The Organised Private Sector (OPS) has urged the Central Bank of Nigeria (CBN) to reduce the Monetary Policy Rate (MPR) from its current 27.50 per cent to encourage economic growth. Stakeholders in the private sector believe that a high interest rate is stifling businesses and discouraging investment.
In separate interviews, business leaders called on the Monetary Policy Committee (MPC) to start a phased reduction of the MPR to send a positive signal to the economy. A member of the MPC, Mustapha Akinkunmi, revealed that Nigeria’s MPR is the fifth highest in the world, only lower than Argentina’s 29 per cent, Zimbabwe’s 35 per cent, Turkey’s 45 per cent, and Venezuela’s 59.4 per cent.
With the next MPC meeting scheduled for May 19 and 20, the OPS has urged the CBN to adopt a balanced approach by harmonising monetary policy with fiscal strategies and reducing the cash reserve ratio (CRR) to support business expansion.
Gabriel Idahosa, President of the Lagos Chamber of Commerce and Industry (LCCI), criticised the high interest rate, describing it as a sign of economic distress. He argued that raising interest rates to curb inflation had not worked in Nigeria due to its heavy dependence on imports. He advised the CBN to focus on attracting investments instead of relying on MPR adjustments. According to him, although some inflationary factors, like exchange rates, have started stabilising due to CBN policies, a gradual reduction of the MPR is necessary to lower production costs and stimulate economic growth.
He suggested that the MPR should be reduced by at least 25 basis points to show a shift in policy direction. Similarly, Adewale Oyerinde, Director-General of the Nigeria Employers’ Consultative Association (NECA), warned that a prolonged high MPR could stifle business growth and restrict credit access, particularly for small and medium enterprises (SMEs). He proposed a reduction of 150 to 250 basis points (1.5 to 2.5 per cent) to encourage borrowing and economic activity.
Oyerinde stressed that global monetary trends show a gradual easing of interest rates to support economic recovery, and Nigeria risks being left behind if it fails to align with these changes. He called for a clear policy direction from the CBN to reduce economic uncertainty and encourage long-term business planning.
Dr Muda Yusuf, Director of the Centre for the Promotion of Private Enterprise, also raised concerns over Nigeria’s high CRR, which stands at 50 per cent. He argued that such a high CRR is limiting financial intermediation and making it difficult for banks to support businesses. He questioned why Nigeria, despite not having the worst macroeconomic conditions, should bear one of the highest CRRs in the world. He insisted that easing monetary policy is crucial for economic growth.

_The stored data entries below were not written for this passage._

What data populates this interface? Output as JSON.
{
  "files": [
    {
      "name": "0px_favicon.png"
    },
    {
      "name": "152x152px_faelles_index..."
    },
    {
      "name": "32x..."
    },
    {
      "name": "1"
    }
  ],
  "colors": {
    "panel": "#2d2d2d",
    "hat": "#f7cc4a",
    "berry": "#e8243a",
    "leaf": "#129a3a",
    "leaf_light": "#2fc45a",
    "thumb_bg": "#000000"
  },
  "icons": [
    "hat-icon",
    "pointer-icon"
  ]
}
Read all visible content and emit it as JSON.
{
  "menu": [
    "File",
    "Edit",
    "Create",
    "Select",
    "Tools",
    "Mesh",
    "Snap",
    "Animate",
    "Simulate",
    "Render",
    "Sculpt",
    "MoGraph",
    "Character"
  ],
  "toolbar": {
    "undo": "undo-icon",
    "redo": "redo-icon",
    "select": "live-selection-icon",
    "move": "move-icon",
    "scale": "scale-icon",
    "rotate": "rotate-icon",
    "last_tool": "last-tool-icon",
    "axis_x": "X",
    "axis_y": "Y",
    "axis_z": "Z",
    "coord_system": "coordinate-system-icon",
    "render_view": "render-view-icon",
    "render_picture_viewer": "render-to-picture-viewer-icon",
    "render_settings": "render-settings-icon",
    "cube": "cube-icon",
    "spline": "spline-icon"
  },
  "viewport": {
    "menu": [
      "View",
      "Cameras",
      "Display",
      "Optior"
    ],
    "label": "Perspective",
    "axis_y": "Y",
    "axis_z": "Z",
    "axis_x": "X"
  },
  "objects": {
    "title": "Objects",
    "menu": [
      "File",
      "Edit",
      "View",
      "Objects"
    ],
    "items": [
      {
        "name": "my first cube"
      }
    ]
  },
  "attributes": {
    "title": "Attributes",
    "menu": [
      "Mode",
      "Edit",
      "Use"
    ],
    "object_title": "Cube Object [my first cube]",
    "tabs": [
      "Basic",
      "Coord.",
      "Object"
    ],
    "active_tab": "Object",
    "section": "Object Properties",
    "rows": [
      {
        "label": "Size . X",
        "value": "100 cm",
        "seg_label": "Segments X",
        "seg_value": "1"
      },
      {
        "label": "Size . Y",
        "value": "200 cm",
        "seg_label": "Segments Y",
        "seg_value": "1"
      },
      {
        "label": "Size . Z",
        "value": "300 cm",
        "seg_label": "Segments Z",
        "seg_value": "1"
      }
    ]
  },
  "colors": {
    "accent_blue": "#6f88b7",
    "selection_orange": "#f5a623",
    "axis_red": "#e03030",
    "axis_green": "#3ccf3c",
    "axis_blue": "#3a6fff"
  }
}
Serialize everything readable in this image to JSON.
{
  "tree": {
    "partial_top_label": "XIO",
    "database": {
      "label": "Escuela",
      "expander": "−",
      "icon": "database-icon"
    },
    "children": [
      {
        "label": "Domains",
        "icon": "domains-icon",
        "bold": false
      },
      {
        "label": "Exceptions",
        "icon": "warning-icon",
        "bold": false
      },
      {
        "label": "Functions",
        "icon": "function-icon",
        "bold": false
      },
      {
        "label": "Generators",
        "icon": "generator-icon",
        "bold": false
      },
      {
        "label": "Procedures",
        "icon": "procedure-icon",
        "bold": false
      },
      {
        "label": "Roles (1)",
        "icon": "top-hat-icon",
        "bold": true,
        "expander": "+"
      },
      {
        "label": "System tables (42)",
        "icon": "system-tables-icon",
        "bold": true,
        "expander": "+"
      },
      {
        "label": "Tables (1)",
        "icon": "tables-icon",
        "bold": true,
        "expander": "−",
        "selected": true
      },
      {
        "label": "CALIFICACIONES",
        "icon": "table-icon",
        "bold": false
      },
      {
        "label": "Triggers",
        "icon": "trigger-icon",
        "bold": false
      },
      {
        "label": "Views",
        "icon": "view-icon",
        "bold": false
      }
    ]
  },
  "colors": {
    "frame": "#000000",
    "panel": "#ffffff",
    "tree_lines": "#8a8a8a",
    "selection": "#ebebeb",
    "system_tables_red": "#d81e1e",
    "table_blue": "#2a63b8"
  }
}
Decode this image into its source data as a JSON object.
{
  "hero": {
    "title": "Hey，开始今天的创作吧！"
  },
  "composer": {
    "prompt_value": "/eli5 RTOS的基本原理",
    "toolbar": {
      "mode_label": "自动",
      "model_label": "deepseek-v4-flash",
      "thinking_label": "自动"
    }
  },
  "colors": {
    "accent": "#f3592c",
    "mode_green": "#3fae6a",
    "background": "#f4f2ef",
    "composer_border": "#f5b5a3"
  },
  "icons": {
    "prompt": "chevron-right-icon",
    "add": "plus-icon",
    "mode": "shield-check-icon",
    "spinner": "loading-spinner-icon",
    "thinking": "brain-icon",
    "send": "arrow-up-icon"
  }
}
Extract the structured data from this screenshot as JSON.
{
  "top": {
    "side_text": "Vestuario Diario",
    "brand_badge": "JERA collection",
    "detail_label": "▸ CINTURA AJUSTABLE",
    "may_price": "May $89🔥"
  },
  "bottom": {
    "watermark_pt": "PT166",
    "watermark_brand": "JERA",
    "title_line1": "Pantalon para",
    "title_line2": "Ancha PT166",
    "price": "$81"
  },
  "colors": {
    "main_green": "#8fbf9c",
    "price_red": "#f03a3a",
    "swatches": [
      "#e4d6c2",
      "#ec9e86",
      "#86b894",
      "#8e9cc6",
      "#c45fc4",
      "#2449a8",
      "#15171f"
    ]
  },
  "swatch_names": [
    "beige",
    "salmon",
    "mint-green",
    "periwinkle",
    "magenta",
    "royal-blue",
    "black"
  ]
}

Segun Kuti-George, National Vice President of the Nigerian Association of Small-Scale Industrialists, explained that the high MPR discourages borrowing, increases production costs, and reduces consumer demand. He warned that when businesses struggle to access affordable credit, they shrink, leading to higher unemployment rates.
While he acknowledged that high interest rates can help reduce money circulation and inflation, he argued that the policy had not worked effectively in Nigeria. He pointed out that despite continuous increases in the MPR, inflation has not dropped significantly.
Dr Femi Egbesola, President of the Association of Small Business Owners of Nigeria (ASBON), also lamented the high MPR, stating that it discourages investment and innovation. He compared Nigeria to peer nations that maintain lower rates to support their productive sectors. He urged policymakers to adopt a more holistic approach by combining supportive fiscal policies, infrastructure development, and targeted incentives for businesses.
Egbesola maintained that simply keeping interest rates high will not solve Nigeria’s economic problems but will further slow economic activities.
With the upcoming MPC meeting, stakeholders in the private sector hope the CBN will consider their calls for a gradual reduction in interest rates to foster business growth, attract investments, and support economic development.